O meu avô não tem muita idade. Nem parece um avô. Não está reformado, tem muitas reuniões e escreve num jornal. Não é como os avós de que ouvimos falar nas histórias nem nos desenhos da televisão; não tem barba branquinha, nem óculos, anda de bicicleta, joga futebol e faz caminhadas comigo. É um avô muito fixe.
Ele diz que era muito novo em 1974 e conta-nos muitas histórias daquela época e também como era antes. Foi assim que, há pouco, me falou do primeiro dia de aulas.
Eu estava muito contente porque ia com a minha mãe comprar uma mochila e outras coisas para a escola, mas os meus pais estavam aflitos com o que se ia gastar. Foi aí que o meu avô disse logo:
– Parem de falar do que era antigamente, porque eu sei muito bem o que custava ir para a escola. E nem todos iam.
– A escola não era obrigatória, avô?
– Eles diziam que sim, mas se tivéssemos de ir trabalhar para se comer em casa, o que faziam? Nada! E ir para a escola não era fácil, com as dificuldades que havia em casa. Em cada 100 meninos, só vinte e tal conseguiam fazer a 3ª classe; e só cerca de três conseguiam estudar no Secundário.
– Gastava-se muito nas coisas que se compravam para as aulas?

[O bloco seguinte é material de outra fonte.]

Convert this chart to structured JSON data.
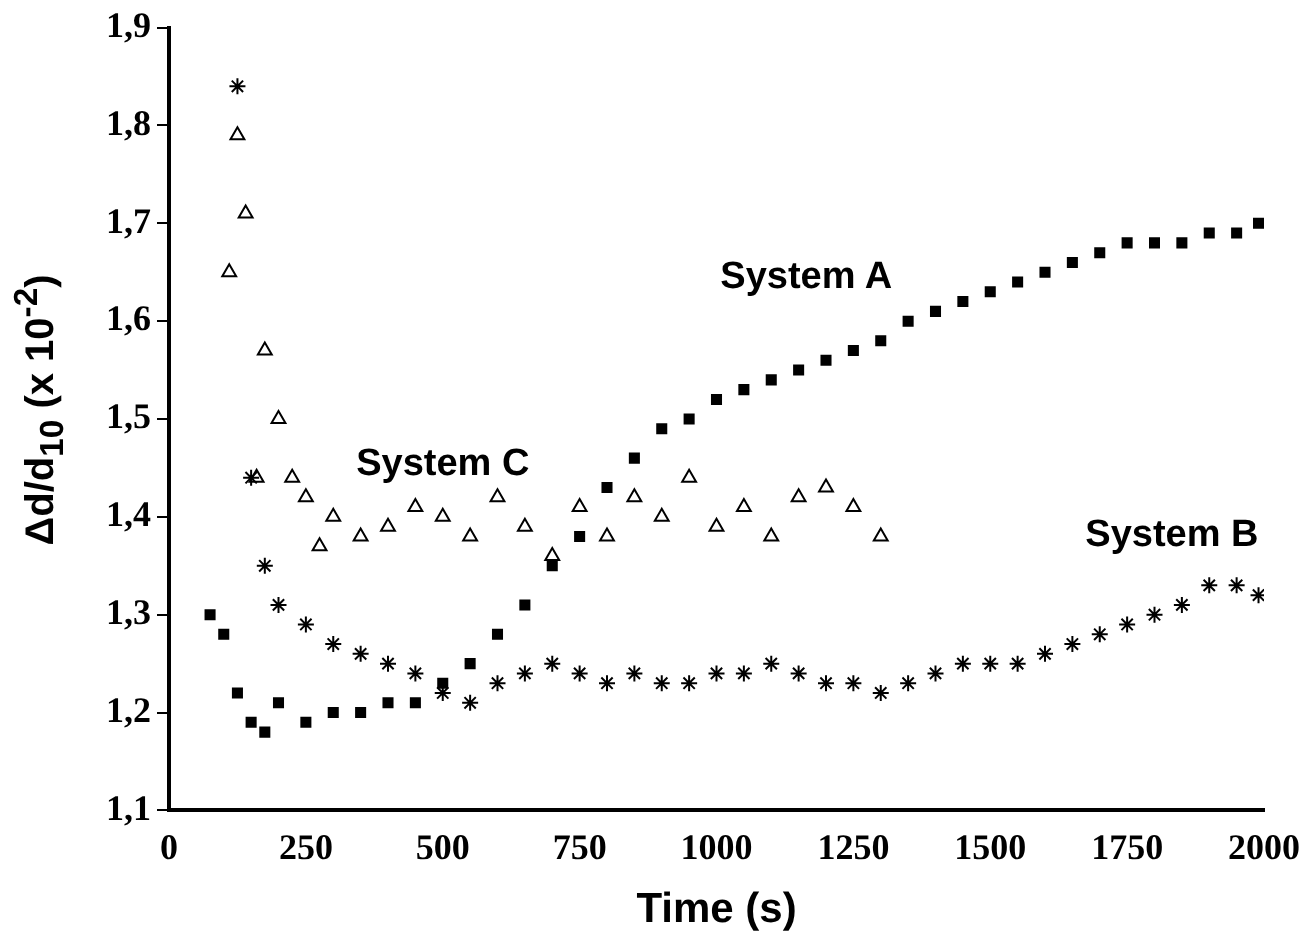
{
  "chart_data": {
    "type": "scatter",
    "xlabel": "Time (s)",
    "ylabel": "Δd/d$_{10}$  (x 10$^{-2}$)",
    "xlim": [
      0,
      2000
    ],
    "xticks": [
      0,
      250,
      500,
      750,
      1000,
      1250,
      1500,
      1750,
      2000
    ],
    "ylim": [
      1.1,
      1.9
    ],
    "yticks": [
      {
        "value": 1.1,
        "label": "1,1"
      },
      {
        "value": 1.2,
        "label": "1,2"
      },
      {
        "value": 1.3,
        "label": "1,3"
      },
      {
        "value": 1.4,
        "label": "1,4"
      },
      {
        "value": 1.5,
        "label": "1,5"
      },
      {
        "value": 1.6,
        "label": "1,6"
      },
      {
        "value": 1.7,
        "label": "1,7"
      },
      {
        "value": 1.8,
        "label": "1,8"
      },
      {
        "value": 1.9,
        "label": "1,9"
      }
    ],
    "grid": false,
    "legend": false,
    "series": [
      {
        "name": "System A",
        "color": "#000000",
        "marker": "square",
        "x": [
          75,
          100,
          125,
          150,
          175,
          200,
          250,
          300,
          350,
          400,
          450,
          500,
          550,
          600,
          650,
          700,
          750,
          800,
          850,
          900,
          950,
          1000,
          1050,
          1100,
          1150,
          1200,
          1250,
          1300,
          1350,
          1400,
          1450,
          1500,
          1550,
          1600,
          1650,
          1700,
          1750,
          1800,
          1850,
          1900,
          1950,
          1990
        ],
        "values": [
          1.3,
          1.28,
          1.22,
          1.19,
          1.18,
          1.21,
          1.19,
          1.2,
          1.2,
          1.21,
          1.21,
          1.23,
          1.25,
          1.28,
          1.31,
          1.35,
          1.38,
          1.43,
          1.46,
          1.49,
          1.5,
          1.52,
          1.53,
          1.54,
          1.55,
          1.56,
          1.57,
          1.58,
          1.6,
          1.61,
          1.62,
          1.63,
          1.64,
          1.65,
          1.66,
          1.67,
          1.68,
          1.68,
          1.68,
          1.69,
          1.69,
          1.7
        ]
      },
      {
        "name": "System B",
        "color": "#000000",
        "marker": "cross",
        "x": [
          125,
          150,
          175,
          200,
          250,
          300,
          350,
          400,
          450,
          500,
          550,
          600,
          650,
          700,
          750,
          800,
          850,
          900,
          950,
          1000,
          1050,
          1100,
          1150,
          1200,
          1250,
          1300,
          1350,
          1400,
          1450,
          1500,
          1550,
          1600,
          1650,
          1700,
          1750,
          1800,
          1850,
          1900,
          1950,
          1990
        ],
        "values": [
          1.84,
          1.44,
          1.35,
          1.31,
          1.29,
          1.27,
          1.26,
          1.25,
          1.24,
          1.22,
          1.21,
          1.23,
          1.24,
          1.25,
          1.24,
          1.23,
          1.24,
          1.23,
          1.23,
          1.24,
          1.24,
          1.25,
          1.24,
          1.23,
          1.23,
          1.22,
          1.23,
          1.24,
          1.25,
          1.25,
          1.25,
          1.26,
          1.27,
          1.28,
          1.29,
          1.3,
          1.31,
          1.33,
          1.33,
          1.32
        ]
      },
      {
        "name": "System C",
        "color": "#000000",
        "marker": "triangle",
        "x": [
          110,
          125,
          140,
          160,
          175,
          200,
          225,
          250,
          275,
          300,
          350,
          400,
          450,
          500,
          550,
          600,
          650,
          700,
          750,
          800,
          850,
          900,
          950,
          1000,
          1050,
          1100,
          1150,
          1200,
          1250,
          1300
        ],
        "values": [
          1.65,
          1.79,
          1.71,
          1.44,
          1.57,
          1.5,
          1.44,
          1.42,
          1.37,
          1.4,
          1.38,
          1.39,
          1.41,
          1.4,
          1.38,
          1.42,
          1.39,
          1.36,
          1.41,
          1.38,
          1.42,
          1.4,
          1.44,
          1.39,
          1.41,
          1.38,
          1.42,
          1.43,
          1.41,
          1.38
        ]
      }
    ]
  }
}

– Não, nem era isso. O trabalho, mesmo de meninos pequenos como tu, era necessário para se poder comprar pão ou mais uma sardinha para casa. Eu não tive assim tantas dificuldades, mas comi o primeiro iogurte quando tinha 15 anos. Não era como agora contigo. O que se gastava com a escola era pouco: os livros eram dos irmãos mais velhos ou emprestados de conhecidos. Depois, não havia mochilas, mas um saco ou uma pasta velha para levar tudo. Mas havia que ter mais cuidado com a roupa, e eram precisos sapatos.
– Sapatos?!
– Sim, sapatos ou socos, porque era proibido andar descalço. Eu, uma vez, até fui preso por andar descalço.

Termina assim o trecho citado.